The oil market has continued to move higher and Brent is trading back above US$85/bbl this morning. This follows the EIA’s Short Term Energy Outlook (STEO), which showed that the oil market is set to be oversupplied next year, suggesting weaker prices in 2022. This should take some pressure off the US administration to act in order to bring oil prices lower in the near term. The US government was going to assess the STEO before making any decision on a potential release from strategic petroleum reserves and it had been suggested that President Biden may make an announcement this week regarding high oil and gasoline prices. This latest report makes it less clear if the Biden administration will still take action to ease prices.  However, we would still not rule out an SPR (strategic petroleum reserve) release, particularly if prices stay at these stubbornly high levels.

The EIA estimates that the oil market will be oversupplied by a little more than 500Mbbls/d in 2022, which compares to being undersupplied by around 1.6MMbbls/d in 2021. As a result, the EIA expects Brent to average US$72/bbl next year, compared to a little over US$82/bbl in the final quarter of 2021. As for US crude oil supply, the EIA estimates that oil output will average 11.9MMbbls/d in 2022, up around 780Mbbls/d from 2021.

Offering further support to the market this morning were the latest API numbers, which showed that US crude oil inventories declined by 2.5MMbbls over the last week.
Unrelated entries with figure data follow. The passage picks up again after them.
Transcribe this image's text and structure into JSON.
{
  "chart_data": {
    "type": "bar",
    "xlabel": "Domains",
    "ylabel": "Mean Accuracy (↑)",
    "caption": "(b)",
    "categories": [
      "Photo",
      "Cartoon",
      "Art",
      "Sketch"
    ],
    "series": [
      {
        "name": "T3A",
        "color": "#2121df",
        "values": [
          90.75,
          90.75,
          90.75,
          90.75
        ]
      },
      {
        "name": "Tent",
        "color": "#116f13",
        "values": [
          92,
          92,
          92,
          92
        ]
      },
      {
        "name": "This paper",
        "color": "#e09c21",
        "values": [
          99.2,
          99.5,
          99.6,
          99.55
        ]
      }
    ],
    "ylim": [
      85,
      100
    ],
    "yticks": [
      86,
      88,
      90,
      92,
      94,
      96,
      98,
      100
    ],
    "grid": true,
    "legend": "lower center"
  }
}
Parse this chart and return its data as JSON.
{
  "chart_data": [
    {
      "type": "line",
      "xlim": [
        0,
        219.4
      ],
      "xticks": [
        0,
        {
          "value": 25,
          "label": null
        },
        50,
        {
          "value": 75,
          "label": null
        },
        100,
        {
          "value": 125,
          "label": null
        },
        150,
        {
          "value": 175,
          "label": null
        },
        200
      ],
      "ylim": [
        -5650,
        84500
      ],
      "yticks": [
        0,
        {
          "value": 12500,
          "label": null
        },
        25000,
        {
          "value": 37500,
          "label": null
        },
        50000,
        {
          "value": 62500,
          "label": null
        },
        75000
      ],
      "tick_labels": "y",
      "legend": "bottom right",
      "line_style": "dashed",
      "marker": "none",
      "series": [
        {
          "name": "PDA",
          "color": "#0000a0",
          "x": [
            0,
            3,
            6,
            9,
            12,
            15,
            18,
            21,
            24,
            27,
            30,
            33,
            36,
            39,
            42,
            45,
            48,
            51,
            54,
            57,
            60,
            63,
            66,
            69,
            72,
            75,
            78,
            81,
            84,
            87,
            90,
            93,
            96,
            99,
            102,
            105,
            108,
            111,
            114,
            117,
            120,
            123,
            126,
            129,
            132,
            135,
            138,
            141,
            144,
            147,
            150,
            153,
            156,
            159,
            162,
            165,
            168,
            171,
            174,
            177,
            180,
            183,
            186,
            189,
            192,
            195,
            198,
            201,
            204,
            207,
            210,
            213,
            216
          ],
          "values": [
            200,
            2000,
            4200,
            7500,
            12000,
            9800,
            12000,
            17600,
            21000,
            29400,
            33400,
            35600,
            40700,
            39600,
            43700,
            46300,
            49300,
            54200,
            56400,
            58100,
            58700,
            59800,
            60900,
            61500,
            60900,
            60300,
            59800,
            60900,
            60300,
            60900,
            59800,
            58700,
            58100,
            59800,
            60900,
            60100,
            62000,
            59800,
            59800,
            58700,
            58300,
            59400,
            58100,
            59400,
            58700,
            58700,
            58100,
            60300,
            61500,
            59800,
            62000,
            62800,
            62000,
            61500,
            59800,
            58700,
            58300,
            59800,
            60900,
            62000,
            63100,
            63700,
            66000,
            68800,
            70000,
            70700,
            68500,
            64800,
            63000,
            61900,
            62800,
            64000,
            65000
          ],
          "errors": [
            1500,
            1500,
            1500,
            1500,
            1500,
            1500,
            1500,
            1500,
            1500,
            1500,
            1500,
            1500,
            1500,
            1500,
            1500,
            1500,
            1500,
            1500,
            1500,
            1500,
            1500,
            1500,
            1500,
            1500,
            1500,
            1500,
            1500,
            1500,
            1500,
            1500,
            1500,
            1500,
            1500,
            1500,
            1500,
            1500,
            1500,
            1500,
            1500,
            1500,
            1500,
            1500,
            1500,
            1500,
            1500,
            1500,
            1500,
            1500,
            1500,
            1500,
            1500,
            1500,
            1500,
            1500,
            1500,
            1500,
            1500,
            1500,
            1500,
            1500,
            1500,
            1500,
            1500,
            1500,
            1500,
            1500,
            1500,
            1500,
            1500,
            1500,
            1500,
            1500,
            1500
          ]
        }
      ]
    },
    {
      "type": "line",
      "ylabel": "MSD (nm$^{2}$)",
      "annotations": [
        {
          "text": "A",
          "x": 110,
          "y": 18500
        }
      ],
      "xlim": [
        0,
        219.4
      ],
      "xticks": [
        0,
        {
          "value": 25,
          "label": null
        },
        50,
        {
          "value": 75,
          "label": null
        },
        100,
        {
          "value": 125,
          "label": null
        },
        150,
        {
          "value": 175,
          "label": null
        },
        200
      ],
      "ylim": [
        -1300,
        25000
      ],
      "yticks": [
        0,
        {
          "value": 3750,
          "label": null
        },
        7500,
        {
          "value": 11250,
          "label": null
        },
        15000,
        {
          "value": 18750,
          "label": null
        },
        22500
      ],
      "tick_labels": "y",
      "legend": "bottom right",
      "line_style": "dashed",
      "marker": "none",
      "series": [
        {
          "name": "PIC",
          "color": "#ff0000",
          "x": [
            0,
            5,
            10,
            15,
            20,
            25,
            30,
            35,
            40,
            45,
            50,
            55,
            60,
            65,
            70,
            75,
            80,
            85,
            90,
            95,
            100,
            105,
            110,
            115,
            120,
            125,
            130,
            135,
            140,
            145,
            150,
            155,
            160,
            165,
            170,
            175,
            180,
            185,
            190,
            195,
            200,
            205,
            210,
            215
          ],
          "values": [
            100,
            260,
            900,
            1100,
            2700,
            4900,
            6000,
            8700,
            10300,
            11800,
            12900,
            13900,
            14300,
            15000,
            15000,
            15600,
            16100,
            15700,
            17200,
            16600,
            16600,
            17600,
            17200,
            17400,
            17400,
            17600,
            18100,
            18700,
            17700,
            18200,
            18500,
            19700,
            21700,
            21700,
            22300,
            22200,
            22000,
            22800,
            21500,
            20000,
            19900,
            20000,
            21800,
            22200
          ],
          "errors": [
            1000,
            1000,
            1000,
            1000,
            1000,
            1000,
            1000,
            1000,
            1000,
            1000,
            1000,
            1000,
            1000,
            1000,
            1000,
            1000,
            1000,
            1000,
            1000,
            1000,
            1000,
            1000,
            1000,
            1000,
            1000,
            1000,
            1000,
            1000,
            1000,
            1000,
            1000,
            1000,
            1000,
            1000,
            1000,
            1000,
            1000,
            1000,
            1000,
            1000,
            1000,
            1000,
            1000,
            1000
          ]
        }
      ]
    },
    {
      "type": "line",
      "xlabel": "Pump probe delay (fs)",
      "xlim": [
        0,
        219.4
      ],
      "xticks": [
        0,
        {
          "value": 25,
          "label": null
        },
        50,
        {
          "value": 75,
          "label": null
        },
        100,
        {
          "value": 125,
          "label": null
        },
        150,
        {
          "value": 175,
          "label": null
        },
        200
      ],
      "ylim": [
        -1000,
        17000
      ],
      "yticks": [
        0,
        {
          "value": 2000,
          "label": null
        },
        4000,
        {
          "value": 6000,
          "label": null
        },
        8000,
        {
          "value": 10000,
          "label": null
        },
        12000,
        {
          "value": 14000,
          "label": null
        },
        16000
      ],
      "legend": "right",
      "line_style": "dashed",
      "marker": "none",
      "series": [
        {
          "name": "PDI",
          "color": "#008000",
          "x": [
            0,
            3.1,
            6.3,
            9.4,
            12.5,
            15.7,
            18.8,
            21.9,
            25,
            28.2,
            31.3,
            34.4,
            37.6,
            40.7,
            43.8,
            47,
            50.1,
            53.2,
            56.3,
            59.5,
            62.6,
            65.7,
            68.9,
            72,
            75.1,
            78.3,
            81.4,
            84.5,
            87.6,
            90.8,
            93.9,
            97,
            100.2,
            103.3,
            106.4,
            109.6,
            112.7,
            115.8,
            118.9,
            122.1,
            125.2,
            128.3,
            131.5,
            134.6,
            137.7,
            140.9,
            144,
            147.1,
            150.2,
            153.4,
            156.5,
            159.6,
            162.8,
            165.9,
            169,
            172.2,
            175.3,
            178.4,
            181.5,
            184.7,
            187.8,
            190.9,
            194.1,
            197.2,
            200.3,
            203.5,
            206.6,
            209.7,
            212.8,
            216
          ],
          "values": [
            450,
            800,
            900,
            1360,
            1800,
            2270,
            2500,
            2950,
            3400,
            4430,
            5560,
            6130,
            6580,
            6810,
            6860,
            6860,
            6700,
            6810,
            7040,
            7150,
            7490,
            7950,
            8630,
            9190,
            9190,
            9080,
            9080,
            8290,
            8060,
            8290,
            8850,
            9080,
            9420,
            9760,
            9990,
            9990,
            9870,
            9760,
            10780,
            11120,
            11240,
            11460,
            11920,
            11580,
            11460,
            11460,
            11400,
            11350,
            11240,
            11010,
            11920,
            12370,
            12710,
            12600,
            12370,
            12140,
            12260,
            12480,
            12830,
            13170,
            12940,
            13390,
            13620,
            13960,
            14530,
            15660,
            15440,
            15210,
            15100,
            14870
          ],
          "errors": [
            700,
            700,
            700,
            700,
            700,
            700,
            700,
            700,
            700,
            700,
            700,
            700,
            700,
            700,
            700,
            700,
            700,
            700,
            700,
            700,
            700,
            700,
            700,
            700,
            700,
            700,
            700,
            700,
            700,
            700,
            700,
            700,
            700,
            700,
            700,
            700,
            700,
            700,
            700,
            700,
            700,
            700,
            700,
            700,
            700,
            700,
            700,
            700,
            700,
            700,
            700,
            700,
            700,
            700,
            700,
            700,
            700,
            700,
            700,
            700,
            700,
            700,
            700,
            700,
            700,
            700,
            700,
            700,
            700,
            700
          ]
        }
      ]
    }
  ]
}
Finally, European natural gas prices came under pressure yesterday. TTF prices fell by more than 8%. There were a  number of factors behind this weakness, including an announcement from Gazprom that they have approved and started a plan for gas injections into 5 storage facilities in Europe for November. There are also signs of increased Russian gas flows into Europe, which is helping to ease some concerns over the tightness in the European market. In addition, there were reports that the Groningen gas field in the Netherlands may have to temporarily increase output due to construction delays in a processing plant for imported gas, meaning the potential to rely more on domestic output.